Why not to add `dict()` to CMake?

I believe that implementing richer data structures as opaque types that need to be interacted with a particular function is perfectly workable. In particular, I don’t see why the full set of JSON types isn’t workable: dicts and lists being the top two. It seems to me that JSON is already able to represent every value in the CMake language (currently only strings), so we already have an unambiguous serialization for everything…

If the author directly asks for a special data structure, they should be responsible for moving them between various representations. This is more what I mean, step by step:

dict(NEW my_dict)                   # my_dict is a hash table in memory
dict(INSERT my_dict "key" "value")  # insert (key, value) into the dict
message(STATUS "${my_dict}")        # only now do we cast to a JSON string
my_func(${my_dict})                 # pass the dict as a single argument
my_func("${my_dict}")               # pass JSON string version

The same exact thing could be used to support real, nested lists with arbitrary content.

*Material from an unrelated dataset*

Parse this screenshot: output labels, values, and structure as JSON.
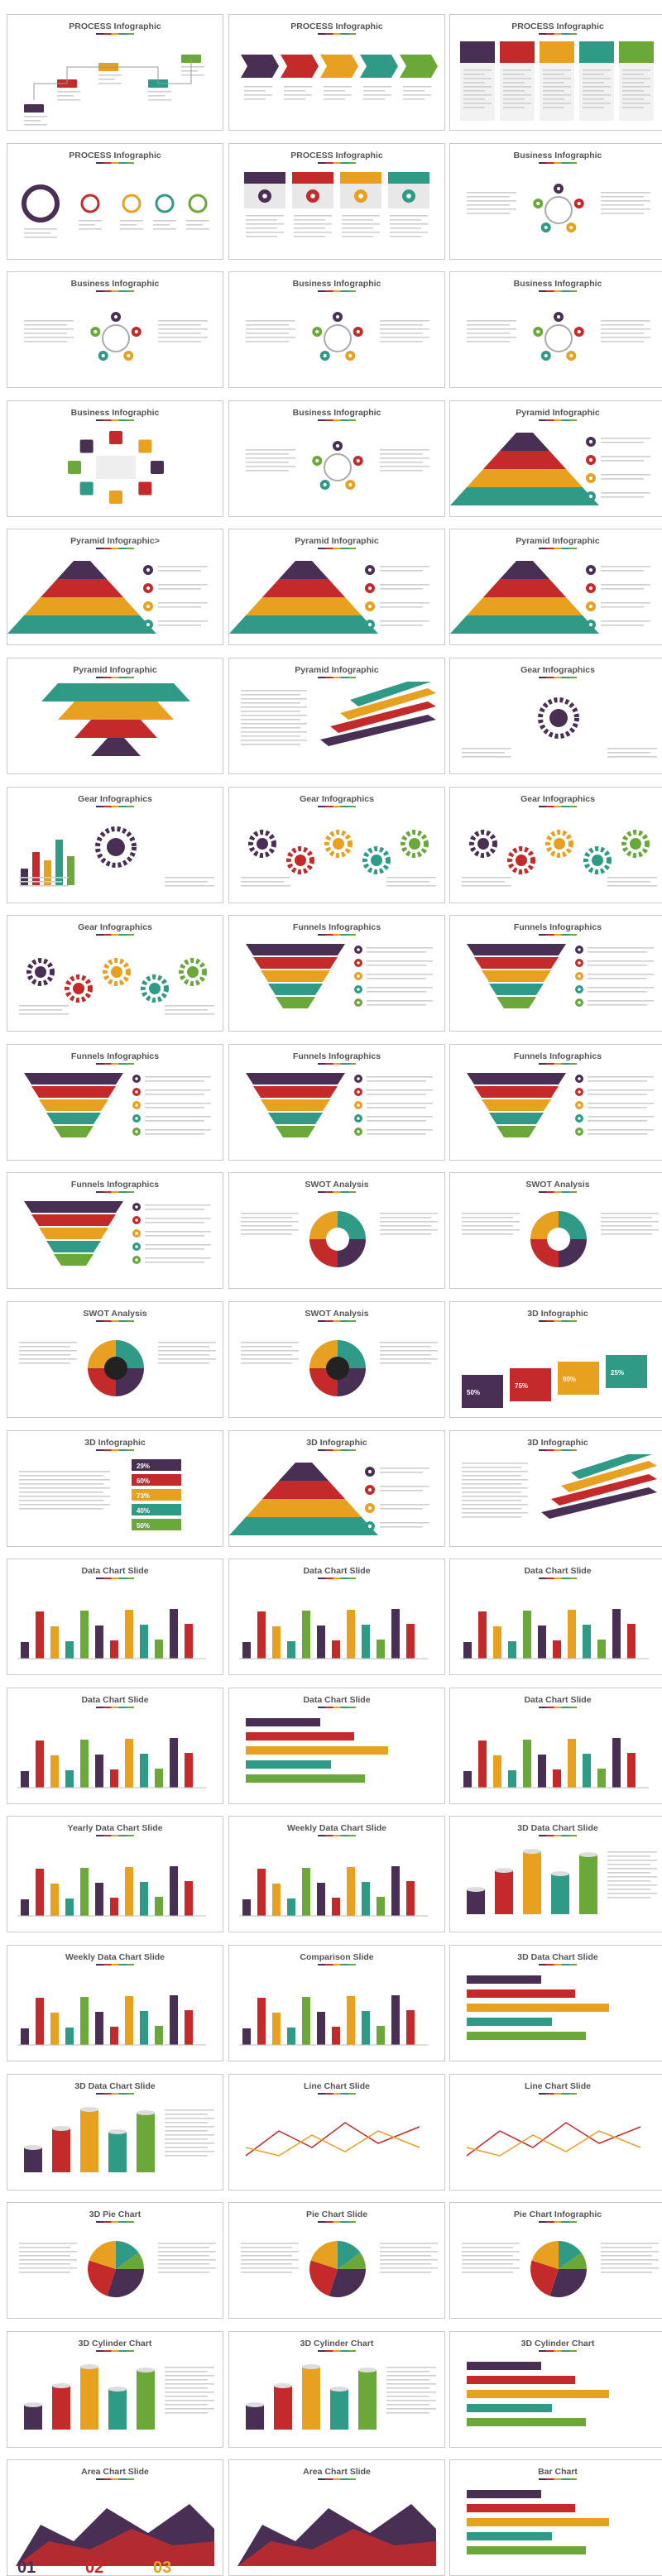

list(NEW my_list "a" "b;c" "d")
list(LENGTH my_list len)         # len is 3
message(STATUS "${my_list}")     # -- ["a", "b;c", "d"]
my_func(${my_list})              # receives three arguments
my_func("${my_list}")            # receives one argument, JSON repr
list(TO_CMAKE_LIST my_list var)  # dev warning: loss of fidelity

You could also get these compound structures out of JSON

json(PARSE [=[ ["a", "b;c", "d" ] ]=] VAR var TYPE ty)
# var is a structured list now, "${ty}" is "list" (to match the function name
# and make cmake_langauge(CALL ${ty}) practical)

This really doesn’t seem impractical. It’s more about “should we” than about “can we”, and I think the argument for lists is strong, while for dicts it is somewhat weaker.


Sure, but I don’t see how that’s relevant. I could observe that CMake has a script mode that is (ab)used pretty widely. A domain-specific programming language is still a programming language.


That’s not a very good language design ethos. Why don’t we all program in Brainf**k? None of these fancy named variables are unavoidably necessary. We can all just agree that the CMake reserved variables have documented, reserved positions on the tape.

I’m being a little facetious, but you’re assuming some universal set of values re: pain-versus-productivity for a build DSL, which there is not.


The design goals do not make CMake any less Turing complete or any less a programming language. Disliking the fact that CMake is a programming language does not make it any less true. You can argue for the merits (or not) of adding any particular feature to CMake, but you can’t build your argument on a falsehood.

It’s also worth noting that you can view CMake a related pair of programming languages:

  1. The scripting language that runs during the configure step
  2. The inputs to the generator step; those inputs are themselves a sort of sub-Turing-complete DSL for describing builds; the semantics are declarative. Generator expressions are able to carry out substantial computations on strings, too.

So for any feature, you’d have to consider which language (or both) to add it to.